In the early 1970s, the post-World War II economic boom began to wane, due to increased international competition, the expense of the Vietnam War, and
the decline of manufacturing jobs
.
Which of the following factors affected the US economy during the 1970s?
Which of the following factors affected the US economy during the 1970s?
an energy crisis
.
What were the major causes for the decline of the US economy in the 1970s quizlet?
The government had
large budget deficits and the national debt tripled
. Families and communities were devastated by closing factories and job losses.
Which is a true statement about the US economy during the 1970s quizlet?
Which is a true statement about the US economic climate during the 1970s?
Inflation and unemployment rates were high.
What economic problem plagued the American economy in the 1970s?
Rising oil prices
should have contributed to economic growth. In reality, the 1970s was an era of rising prices and rising unemployment; the periods of poor economic growth could all be explained as the result of the cost-push inflation of high oil prices.
What were the consequences of economic decline in the 1970s quizlet?
The consequences of economic decline in the 1970s were
politics in Western Europe drifted to the right, and the leaders cut taxes and state spending and sold off
. You just studied 4 terms!
How were the economic challenges of the 1970s unique in American history?
Unemployment created jobless Americans
with less money to spend; therefore, prices would stay the same or fall. Surprisingly, the United States experienced high unemployment and high inflation simultaneously in the 1970s — a phenomenon called stagflation. … Oil prices also influence the prices of all consumer goods.
What caused the recession of 1973 75?
The recession of 1973-1975 in the U.S. came about because of
rocketing gas prices caused by OPEC’s raising oil prices
as well as embargoing oil exports to the U.S. Other major factors included heavy government spending on the Vietnam War, and a Wall Street stock crash in 1973-74.
Which is true about the US economy during the 1970s?
Explanation: The correct answer to this question is option c.
inflation and unemployment both were high
during 1970s. The 1970s were a time of both high inflation and high unemployment in the U.S. because of two huge oil supply stuns.
When President Carter took office in 1977 the US economy was improving rapidly improving slightly getting slightly worse getting rapidly worse?
Answer Expert Verified Answer: Improving rapidly. When Jimmy Carter took office in 1977, the US economy was still recovering from the severe 1973-75 recession. However, it was doing so at a fast pace. The period of 1977-78 saw the creation of a million net new jobs and real median household income growth by 5%.
Which best describes a way in which no child left behind was effective quizlet?
Which best describes a way in which No Child Left Behind was effective?
It raised standards for all students
. How did President Bush respond to Hurricane Katrina? He sent US troops to help distribute supplies and repair damage.
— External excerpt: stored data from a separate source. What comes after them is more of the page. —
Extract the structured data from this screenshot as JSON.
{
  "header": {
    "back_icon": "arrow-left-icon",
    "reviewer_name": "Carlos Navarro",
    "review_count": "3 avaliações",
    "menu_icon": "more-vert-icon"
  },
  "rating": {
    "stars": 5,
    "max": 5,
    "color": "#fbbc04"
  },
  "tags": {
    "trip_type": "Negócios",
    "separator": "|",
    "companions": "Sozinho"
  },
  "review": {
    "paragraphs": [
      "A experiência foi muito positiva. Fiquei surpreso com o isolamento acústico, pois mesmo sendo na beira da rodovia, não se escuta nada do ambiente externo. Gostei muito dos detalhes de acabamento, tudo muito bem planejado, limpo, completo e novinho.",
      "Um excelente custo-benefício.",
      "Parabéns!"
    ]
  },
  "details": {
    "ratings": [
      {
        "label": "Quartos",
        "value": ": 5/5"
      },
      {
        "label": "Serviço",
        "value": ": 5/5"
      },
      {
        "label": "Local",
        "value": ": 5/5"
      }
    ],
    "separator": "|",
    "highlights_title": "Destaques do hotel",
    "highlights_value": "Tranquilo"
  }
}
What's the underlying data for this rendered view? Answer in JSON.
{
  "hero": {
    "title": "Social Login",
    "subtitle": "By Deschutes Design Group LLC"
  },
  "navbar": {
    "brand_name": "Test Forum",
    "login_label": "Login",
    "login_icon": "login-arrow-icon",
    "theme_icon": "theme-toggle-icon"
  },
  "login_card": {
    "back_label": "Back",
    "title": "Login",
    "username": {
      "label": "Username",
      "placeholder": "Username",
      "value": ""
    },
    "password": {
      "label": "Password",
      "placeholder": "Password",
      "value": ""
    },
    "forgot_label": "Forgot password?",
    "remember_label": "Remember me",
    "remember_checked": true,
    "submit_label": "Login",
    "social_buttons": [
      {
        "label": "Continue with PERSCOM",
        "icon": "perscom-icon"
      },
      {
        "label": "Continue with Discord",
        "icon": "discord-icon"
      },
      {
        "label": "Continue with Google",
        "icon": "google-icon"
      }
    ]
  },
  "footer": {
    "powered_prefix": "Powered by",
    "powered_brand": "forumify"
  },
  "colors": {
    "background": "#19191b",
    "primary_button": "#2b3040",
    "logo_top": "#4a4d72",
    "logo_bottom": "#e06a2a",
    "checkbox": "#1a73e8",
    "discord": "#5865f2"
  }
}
Which best describes the state of the US economy of the 1970s?
Which best describes the state of the US economy of the 1970s?
Fewer jobs and lower wages gave Americans fewer resources.
What was a cause of the Iran hostage crisis in 1979 quizlet?
US involvement in Iran was
motivated by oil interests and Cold War rivalry with USSR
. Backed by US in exchange for oil. Iran recieves military and economic aid for over 20 years from US. Many Iranian were angered by Shah’s alliance with a non Muslim country.
What economic problems plagued the United States in the 1970s quizlet?
Lastly, the U.S. faced
an inflation
in the 1970s caused by rising oil prices and federal inflation, (which had its roots in Lyndon B.
What did the oil embargo reveal about the American economy in the 1970s?
The onset of the embargo contributed to an upward spiral in oil prices with global implications.
The price of oil per barrel first doubled, then quadrupled, imposing skyrocketing costs on consumers and structural challenges to the stability of whole
national economies.
What is stagflation How did it affect the economy of the 1970s?
Stagflation refers to an economy that
is experiencing a simultaneous increase in inflation and stagnation of economic output
. Stagflation was first recognized during the 1970s, when many developed economies experienced rapid inflation and high unemployment as a result of an oil shock.